Take Germany: the Russian intrusion into the Bundestag back in May of 2015 means they may already have their German DNC-hack. Given that risk, there is increasing focus on public debate in Germany and how that country will deal with a rising media hacking problem. Will we see a repeat of previous events, or will security responses evolve in time?
I’m reading: “Germany's Plan to Fight Fake News.”
Longread: Managing the Challenges of Ambiguity in Cyberspace: We are getting better and better at attribution – it’s no longer true that anyone can rely on acting with perfect anonymity online. But ambiguity (not just who did something, but also why, and how) continues to pose challenges.
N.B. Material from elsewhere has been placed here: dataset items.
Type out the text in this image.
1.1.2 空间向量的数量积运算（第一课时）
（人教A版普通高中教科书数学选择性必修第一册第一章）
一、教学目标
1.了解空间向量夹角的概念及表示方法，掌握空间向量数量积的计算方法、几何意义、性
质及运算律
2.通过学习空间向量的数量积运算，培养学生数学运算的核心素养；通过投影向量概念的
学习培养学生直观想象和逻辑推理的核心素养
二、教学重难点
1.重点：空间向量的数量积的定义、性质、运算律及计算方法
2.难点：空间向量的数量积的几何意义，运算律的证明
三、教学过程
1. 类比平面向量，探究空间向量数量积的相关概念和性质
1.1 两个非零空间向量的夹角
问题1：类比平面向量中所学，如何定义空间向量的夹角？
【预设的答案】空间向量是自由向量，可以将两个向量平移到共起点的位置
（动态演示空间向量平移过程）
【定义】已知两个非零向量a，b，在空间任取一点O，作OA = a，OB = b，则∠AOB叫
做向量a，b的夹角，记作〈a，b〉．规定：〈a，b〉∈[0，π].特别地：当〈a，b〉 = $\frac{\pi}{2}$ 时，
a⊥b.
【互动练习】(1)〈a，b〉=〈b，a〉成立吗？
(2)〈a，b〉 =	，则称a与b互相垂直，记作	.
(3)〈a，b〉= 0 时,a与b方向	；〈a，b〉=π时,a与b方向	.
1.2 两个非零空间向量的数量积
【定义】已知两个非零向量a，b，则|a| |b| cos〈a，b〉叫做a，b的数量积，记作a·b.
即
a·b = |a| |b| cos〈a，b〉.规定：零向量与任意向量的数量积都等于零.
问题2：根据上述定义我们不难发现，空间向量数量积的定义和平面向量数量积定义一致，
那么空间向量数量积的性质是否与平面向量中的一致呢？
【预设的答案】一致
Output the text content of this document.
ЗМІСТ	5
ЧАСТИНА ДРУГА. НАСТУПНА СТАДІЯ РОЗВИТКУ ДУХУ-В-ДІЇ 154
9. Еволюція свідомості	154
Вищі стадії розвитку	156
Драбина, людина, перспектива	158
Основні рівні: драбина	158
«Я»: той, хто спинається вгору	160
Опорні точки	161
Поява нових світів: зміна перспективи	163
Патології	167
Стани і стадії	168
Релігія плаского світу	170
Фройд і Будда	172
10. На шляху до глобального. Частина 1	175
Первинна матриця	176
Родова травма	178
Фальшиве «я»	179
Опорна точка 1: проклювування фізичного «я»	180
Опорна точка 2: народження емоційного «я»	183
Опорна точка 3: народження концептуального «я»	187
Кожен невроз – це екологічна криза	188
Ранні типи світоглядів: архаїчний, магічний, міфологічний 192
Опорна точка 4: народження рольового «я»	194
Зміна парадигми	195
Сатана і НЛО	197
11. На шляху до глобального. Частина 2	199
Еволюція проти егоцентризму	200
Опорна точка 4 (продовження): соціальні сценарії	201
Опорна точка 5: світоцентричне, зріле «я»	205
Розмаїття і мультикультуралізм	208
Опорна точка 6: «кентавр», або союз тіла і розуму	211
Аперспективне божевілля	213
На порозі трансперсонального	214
Back in May of 2015, Benjamin Brake published a memo through the Council on Foreign Relations on how to deal with this challenge. It’s interesting to look back at the piece today, and realize that, for all the ways that things have changed in the past eighteen months, many of the challenges that we face remain the same.
Ambiguity limits the effectiveness of deterrence, and emphasizes how essential it is that we improve our security so that intrusions are more difficult in the first place. It also means that when we do engage in deterrence, we need to be very careful what effect we aim for and how we intend to make it happen.
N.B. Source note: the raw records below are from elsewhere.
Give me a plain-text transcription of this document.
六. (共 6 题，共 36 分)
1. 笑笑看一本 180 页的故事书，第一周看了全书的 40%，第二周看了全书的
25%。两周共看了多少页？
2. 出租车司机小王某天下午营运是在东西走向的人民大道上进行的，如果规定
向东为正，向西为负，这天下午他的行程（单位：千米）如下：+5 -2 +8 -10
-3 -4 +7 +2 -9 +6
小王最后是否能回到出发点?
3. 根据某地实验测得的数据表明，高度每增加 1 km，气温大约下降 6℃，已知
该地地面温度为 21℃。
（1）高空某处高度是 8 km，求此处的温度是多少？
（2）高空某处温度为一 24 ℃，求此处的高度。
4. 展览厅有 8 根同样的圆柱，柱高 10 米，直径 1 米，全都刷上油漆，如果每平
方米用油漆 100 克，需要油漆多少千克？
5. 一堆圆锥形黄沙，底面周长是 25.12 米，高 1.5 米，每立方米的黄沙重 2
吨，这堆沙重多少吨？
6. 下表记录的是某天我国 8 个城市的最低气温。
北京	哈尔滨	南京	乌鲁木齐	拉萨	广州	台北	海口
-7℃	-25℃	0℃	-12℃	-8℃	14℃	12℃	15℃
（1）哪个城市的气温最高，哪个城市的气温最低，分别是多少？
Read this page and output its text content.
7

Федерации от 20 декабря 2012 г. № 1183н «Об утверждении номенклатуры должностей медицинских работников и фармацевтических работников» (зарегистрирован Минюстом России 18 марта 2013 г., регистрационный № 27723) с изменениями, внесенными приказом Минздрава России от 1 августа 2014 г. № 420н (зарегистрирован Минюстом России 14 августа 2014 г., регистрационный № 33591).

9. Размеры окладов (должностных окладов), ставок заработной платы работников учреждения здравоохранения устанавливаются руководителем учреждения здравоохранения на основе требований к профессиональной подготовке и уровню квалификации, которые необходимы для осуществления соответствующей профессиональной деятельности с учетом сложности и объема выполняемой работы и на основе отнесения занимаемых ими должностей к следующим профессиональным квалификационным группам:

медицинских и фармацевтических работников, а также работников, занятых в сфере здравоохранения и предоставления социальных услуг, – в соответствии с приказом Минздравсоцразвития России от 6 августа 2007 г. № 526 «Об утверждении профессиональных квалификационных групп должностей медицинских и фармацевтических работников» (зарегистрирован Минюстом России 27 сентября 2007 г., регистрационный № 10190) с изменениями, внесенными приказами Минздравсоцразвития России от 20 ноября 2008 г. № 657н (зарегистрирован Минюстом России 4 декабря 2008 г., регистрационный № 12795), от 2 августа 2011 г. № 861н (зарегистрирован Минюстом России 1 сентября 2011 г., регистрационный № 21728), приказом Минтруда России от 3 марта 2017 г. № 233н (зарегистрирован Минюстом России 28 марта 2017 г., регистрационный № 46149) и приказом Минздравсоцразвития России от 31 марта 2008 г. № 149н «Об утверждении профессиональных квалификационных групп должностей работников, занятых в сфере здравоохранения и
There’s plenty of uncertainty in how to deal with the expanding threat environment, but many of Brake’s recommendations are worth a re-read today.
I’m reading: “Strategic Risks of Ambiguity in Cyberspace.”
A Few Thoughts on the Russia Sanctions: What They Mean, and What More Needs to be Done: Earlier this week, I published a piece in TechCrunch on the Russia sanctions. In it, I identified four lessons for security going forward: how to innovate in deterrence; the importance of focusing away from cyber-responses to cyber threats; moving beyond deterrence to security; and how to reshape our cybersecurity approach to get at the root of the problem.
I'm reading: "Will U.S. Sanctions Against Russia Fix Cybersecurity?"